Ein cooler Captain mit schicker Frisur, autoritär und charmant zugleich. Immer hat er einen flotten Spruch auf den Lippen und ein Lächeln im Gesicht, wenn eine Frau in Blickweite ist. Sein Kamerad: das genaue Gegenteil. Ein ruhiger, sachlicher Wissenschaftsoffizier mit spitzen Ohren, die ihn als Außerirdischen klassifizieren. Sein Name: Spock. Er legt selten Emotionen an den Tag und versteht oftmals die lässige Art seines Vorgesetzten nicht. Viele Szenen aus Paramounts neuer Sci-Fi-Serie Star Trek: Strange New Worlds basieren auf der Dynamik, die aus der Gegensätzlichkeit seiner zwei Haupt-Protagonisten entsteht. Aus pop-kultureller Sicht ist dies nichts Neues. Was in den späten Sechzigern funktionierte, soll auch heute wieder die Leute an die Fernsehgeräte fesseln. Mit Star Trek: Strange New Worlds, dem neuen Ableger aus dem Star Trek-Franchise, gibt es ein Wiedersehen mit der Enterprise, Spock und … Kirk … ja, Kirk auch, aber in erster Linie mit seinem Vorgänger Captain Christopher Pike.
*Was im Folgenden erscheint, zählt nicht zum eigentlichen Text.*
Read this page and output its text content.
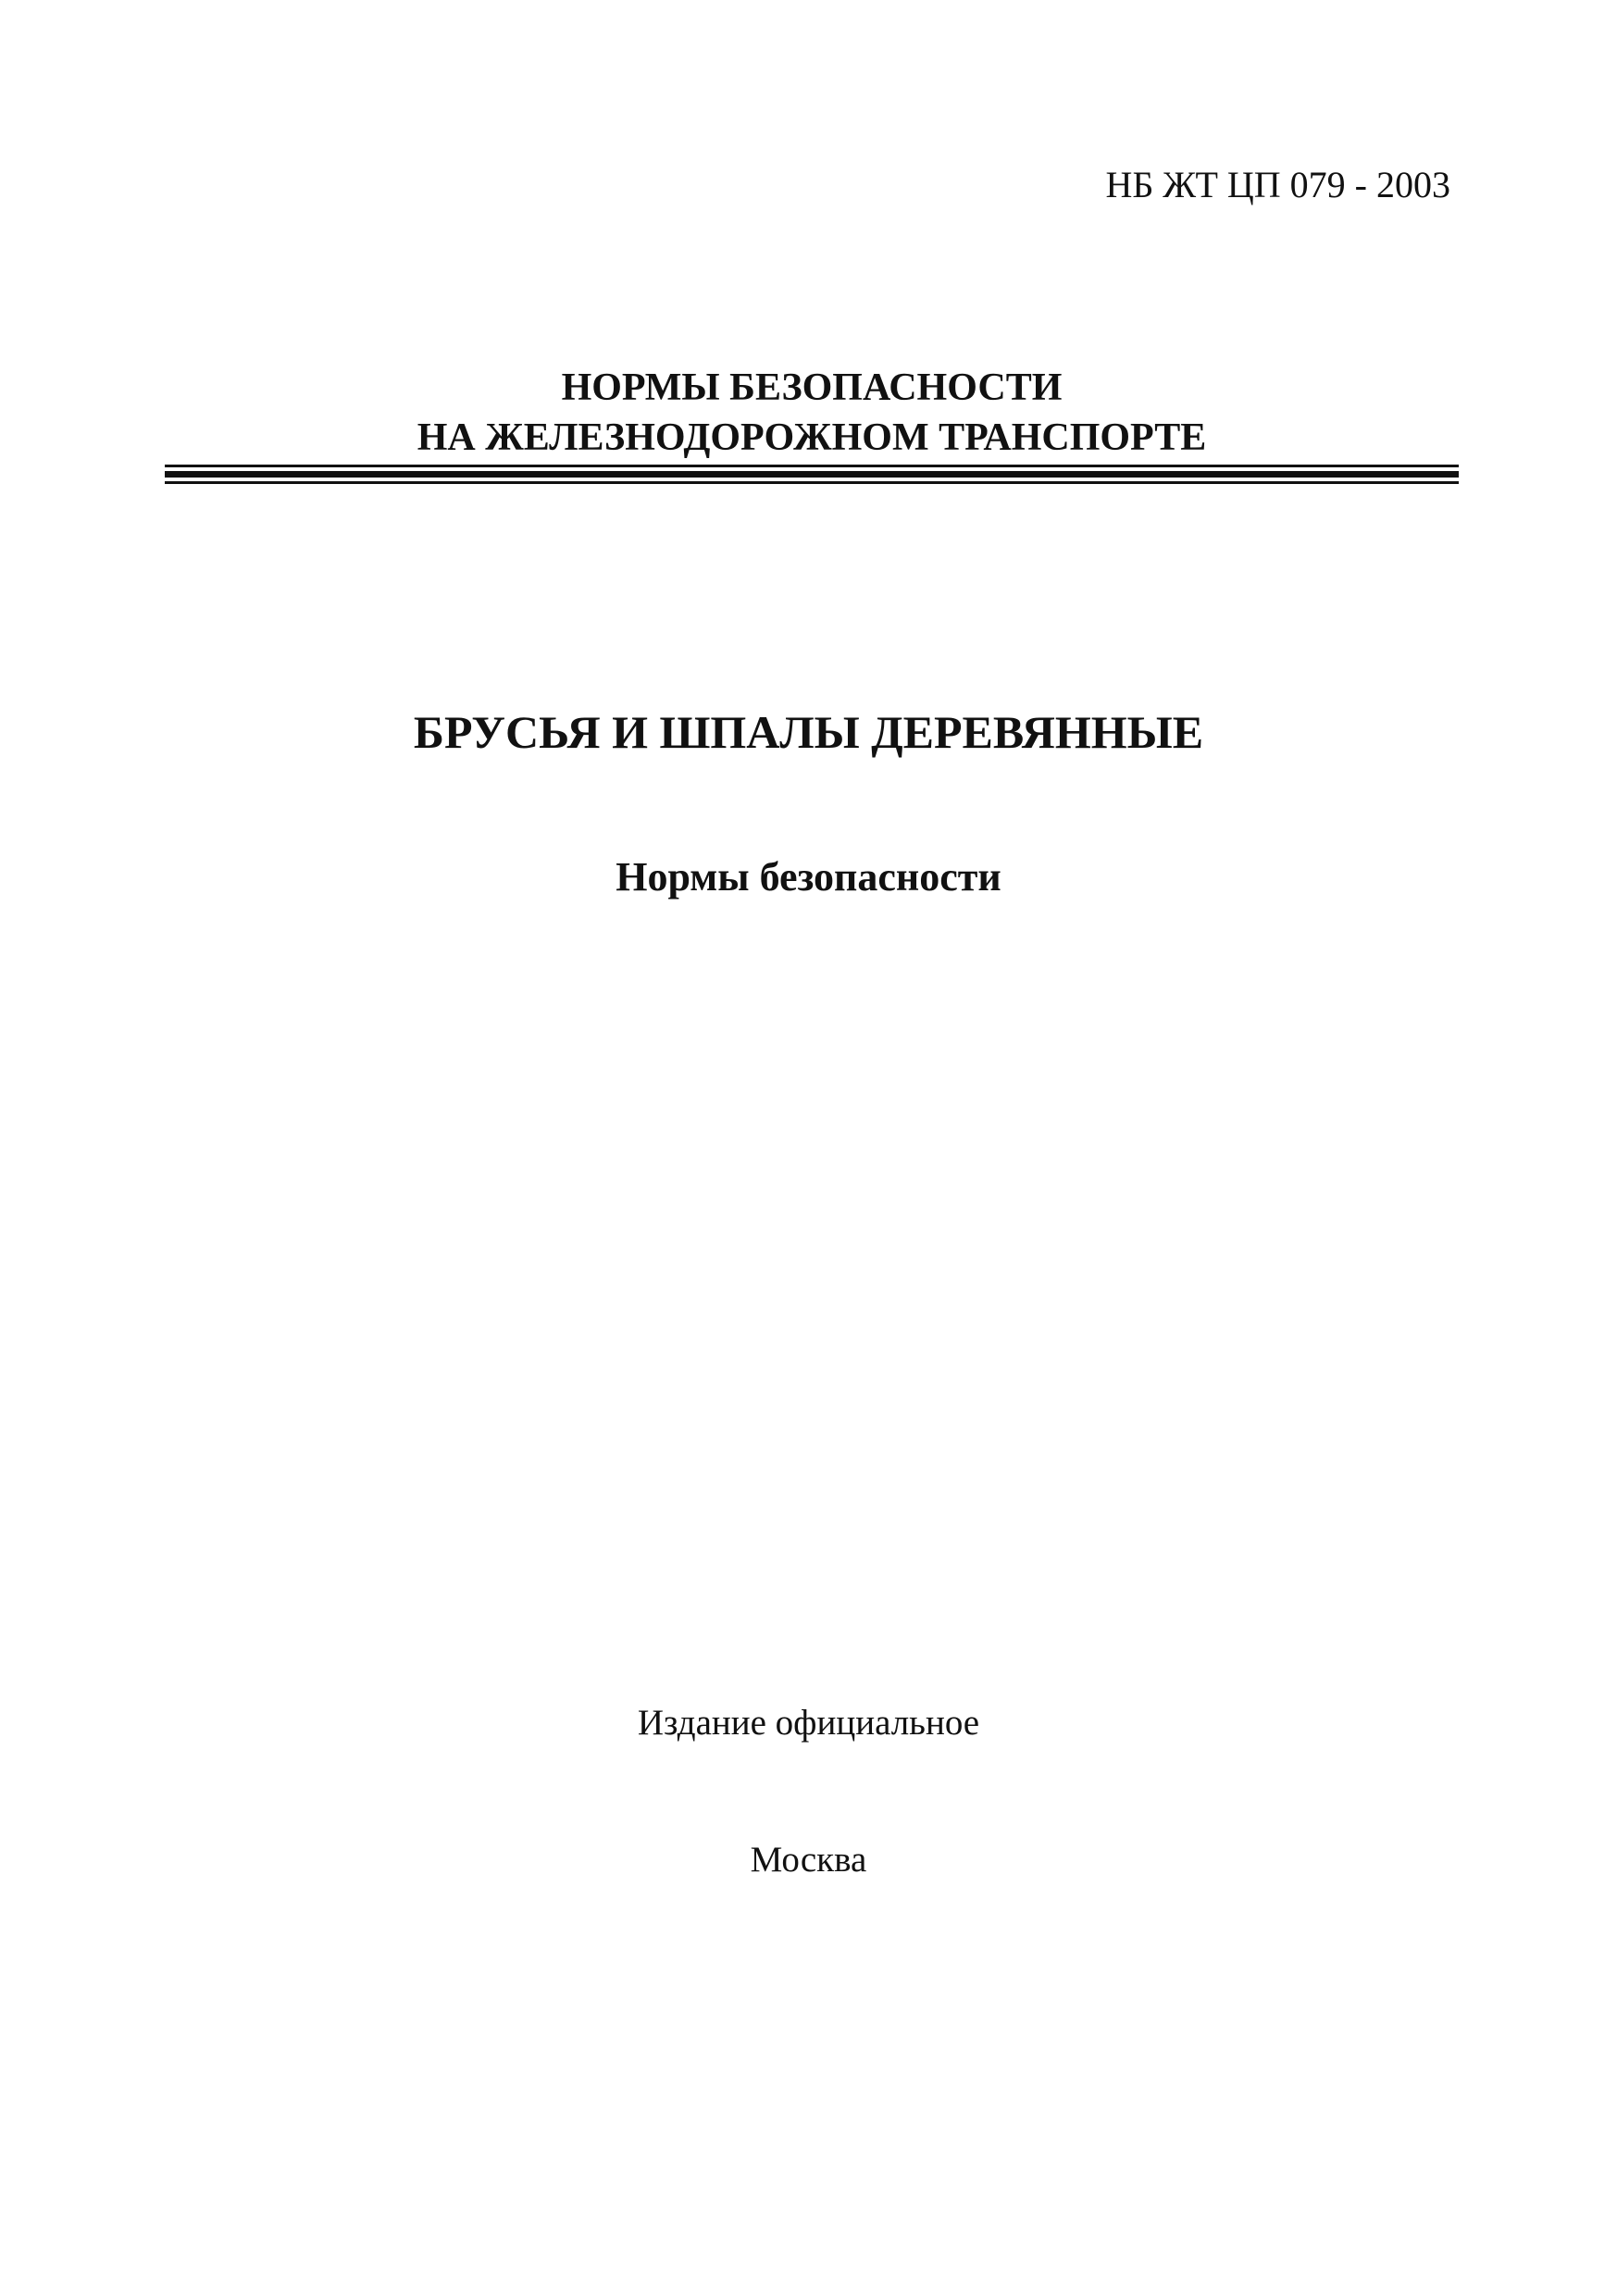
НБ ЖТ ЦП 079 - 2003
НОРМЫ БЕЗОПАСНОСТИ
НА ЖЕЛЕЗНОДОРОЖНОМ ТРАНСПОРТЕ
БРУСЬЯ И ШПАЛЫ ДЕРЕВЯННЫЕ
Нормы безопасности
Издание официальное
Москва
Pike, Spock, die Enterprise – seit fast einem halben Jahrhundert Mittelpunkt von zahlreichen Serien, Filmen, Spielen, Büchern, Comics und in kultureller Hinsicht aus unserer bekannten, alten Welt nicht mehr wegzudenken.
Die Reise beginnt
Seit vor über 50 Jahren zum ersten Mal Star Trek im amerikanischen Fernsehen zu sehen war, begeistern die aufregenden Geschichten, erschaffen von Gene Roddenberry, seine Zuschauer. 1972 kam Star Trek dann ins deutsche Fernsehen. Wie war das wohl, als damals diese neue, exotische Serie aus den USA zum ersten Mal im deutschen TV lief? Ich frage Fans der ersten Stunde. Helga Parmiter, Ilonka Liska und Wolfgang Ernst, erzählen mir, wie es war, damals Star Trek kennenzulernen.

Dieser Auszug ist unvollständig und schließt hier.